-- Вот угол, где я -- до известной степени хозяйка, и, значит, могу иногда чувствовать себя хоть немного самою собою. Вы видите, что это не столько помещение, сколько логовище.

Действительно, в узкой и короткой комнатушке втиснутая туда, конечно, по частям и собранная на месте громадная кровать, под балдахином, типическое итальянское letto matrimoniale {Супружеское ложе (ит.).}, оставляло места ровно настолько, чтобы вдавить в узкие проходы между одром этим и тумбочку, и соломенный стул. В стене было выдолблено маленькое углубление, в котором мигал ночник,-- лампочка с оливковым маслом.

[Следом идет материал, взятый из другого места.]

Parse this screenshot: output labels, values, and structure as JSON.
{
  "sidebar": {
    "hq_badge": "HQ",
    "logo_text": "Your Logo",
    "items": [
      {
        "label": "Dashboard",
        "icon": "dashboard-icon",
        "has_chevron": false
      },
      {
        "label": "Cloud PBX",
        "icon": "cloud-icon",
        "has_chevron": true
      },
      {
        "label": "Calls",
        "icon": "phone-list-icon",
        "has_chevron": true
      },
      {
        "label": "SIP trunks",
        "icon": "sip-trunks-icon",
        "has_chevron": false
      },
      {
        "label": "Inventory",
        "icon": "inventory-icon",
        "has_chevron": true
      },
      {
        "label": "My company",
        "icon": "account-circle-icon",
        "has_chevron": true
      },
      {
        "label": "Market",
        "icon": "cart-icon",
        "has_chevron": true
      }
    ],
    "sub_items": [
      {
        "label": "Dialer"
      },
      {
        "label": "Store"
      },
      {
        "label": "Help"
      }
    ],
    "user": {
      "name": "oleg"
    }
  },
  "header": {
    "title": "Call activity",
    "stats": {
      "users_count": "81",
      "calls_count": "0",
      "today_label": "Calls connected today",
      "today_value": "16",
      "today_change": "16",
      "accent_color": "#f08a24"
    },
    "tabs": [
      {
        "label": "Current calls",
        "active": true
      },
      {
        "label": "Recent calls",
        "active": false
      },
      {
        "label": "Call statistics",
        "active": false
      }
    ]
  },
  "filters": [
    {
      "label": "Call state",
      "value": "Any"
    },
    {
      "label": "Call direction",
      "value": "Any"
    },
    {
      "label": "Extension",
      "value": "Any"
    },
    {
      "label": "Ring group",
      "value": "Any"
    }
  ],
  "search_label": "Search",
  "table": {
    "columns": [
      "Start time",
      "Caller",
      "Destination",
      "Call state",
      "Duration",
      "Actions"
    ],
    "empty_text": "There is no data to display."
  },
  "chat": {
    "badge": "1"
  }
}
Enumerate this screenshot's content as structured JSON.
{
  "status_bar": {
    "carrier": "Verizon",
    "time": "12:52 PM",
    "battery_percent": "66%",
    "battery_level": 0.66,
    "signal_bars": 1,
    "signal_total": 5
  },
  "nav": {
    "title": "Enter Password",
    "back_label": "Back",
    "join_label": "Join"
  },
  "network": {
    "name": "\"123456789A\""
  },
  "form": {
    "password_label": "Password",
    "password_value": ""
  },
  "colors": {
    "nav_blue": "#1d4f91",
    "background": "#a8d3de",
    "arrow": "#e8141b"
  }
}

-- Если вы не любите запаха olio {Растительное масло (ит.).}, то это можно унести,-- сказала Фиорина.-- На дворе уже светает, и какие-нибудь полчаса спустя, здесь будет совершенно светло, потому что есть окно в потолке. Вы его не видите в полумраке,-- оно замаскировано пологом. Ложитесь, мосье Вельский, и отдыхайте спокойно. Если бы вы заснули, то мы с Саломеей будем оберегать ваш сон. Я бессонная птица, а Саломея выспалась до нашего прихода. Разденьтесь, не стесняйтесь,-- вам будет удобнее.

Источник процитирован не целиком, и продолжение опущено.